Now this may be nitpicking, but does anyone actually think double jump adds anything to Destiny? I personally hated the jump mechanics besides blink. I raged quite a bit when they nerfed blink, but this was past the time I was pretty much done with Destiny anyway. The glide feels inconsistent and slow, the jetpack feels slow and stupid to fight against, and the base jump is just a poor man's dodge mechanic. The jumps are hardly ever required to bridge a gap, and I hate how they are class specific which in turn is just used to nerf the better classes by giving them a weaker jump. I think if they are going to bring back these jump mechanics then the PvE (and PvP) areas need multiple routes and more exploration. Most of the time these jumps are just used to float above enemies rather than discover an alternative route or shortcut. Maybe I'm just a salty blink user. 

Last is PVP. Having all these characters move at extreme speeds and change momentum on the fly means that connection and framerate is of high importance. The lag in Destiny is very bad, but I think 30 fps might also be an issue. I don't like how so many weapons are the same. There's basiacly three kinds of each class because damage and fire rates are standarized (besides exotics of course). Everything is overly balanced for PVP which restricts the variety we get out of Destiny's weapons, but at the same time the gameplay is still very unbalanced. Bungie has done dozens of weapon tuning updates, mostly nerfs, people still complain and many say it's worse. If anything I prefered when things were all overpowered (it was similar to MW2's approach). Now I just find Destiny's PVP to be boring and childish. No vehicles. Generic weapons. Nerfed exotics. And tons and tons of lag.

So Destiny 2 has a lot to fix I think. What do you think is Destiny's biggest problem and how can a sequel fix that?



Around the Network

What can a sequel do to fix Destiny?

It can be bundled with a device capable of wiping the first game away from your memory.
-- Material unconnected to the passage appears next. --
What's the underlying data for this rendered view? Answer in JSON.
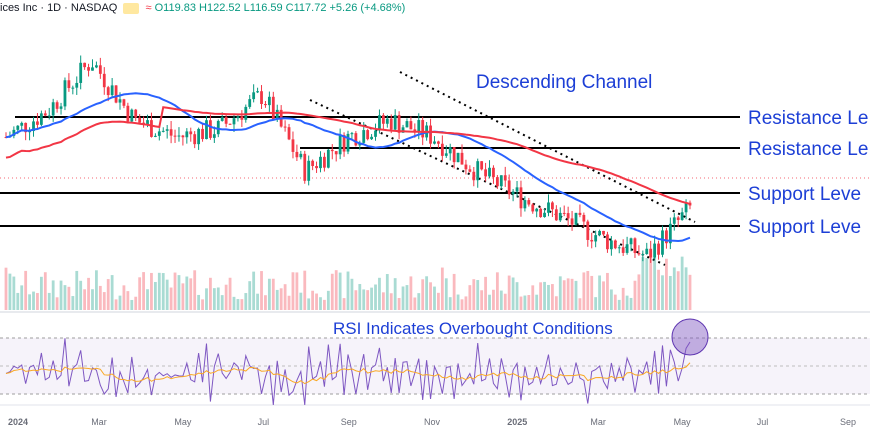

The game was so forgettable and poorly put together that I don't even remember the last mission, nor do I have any fond memories of playing through the rest of the "story", save for the very first few missions; before the bland, obnoxious repetitiveness became painfully apparent.

The fact that such a promising concept could be so utterly butchered, along with the fact that Bungie was able to fall so far so quickly, makes me feel nauseous every time that someone even mentions the company.



BasilZero said:
Make a SP campaign.

This. If Activision / Bungie wants players to get engaged with the campaign setting of Destiny, they shouldn't hide the lore on digital cards and the shrug off the plot as if it's too complicated to bother explaining. Make a single player campaign with a plot that immediately concerns your avatar in the world (other than "If you want to survive, kill all of the things."). There's also the very basic writing principle of "show, don't tell" that would make the very interesting concept of Destiny actually live, rather than a dead thing with bits of seemingly unrelated lore stapled all over it.

It's been a year and a half, and I'm still pissed that Destiny ended up the way it is. Great ideas with some of the worst execution imaginable.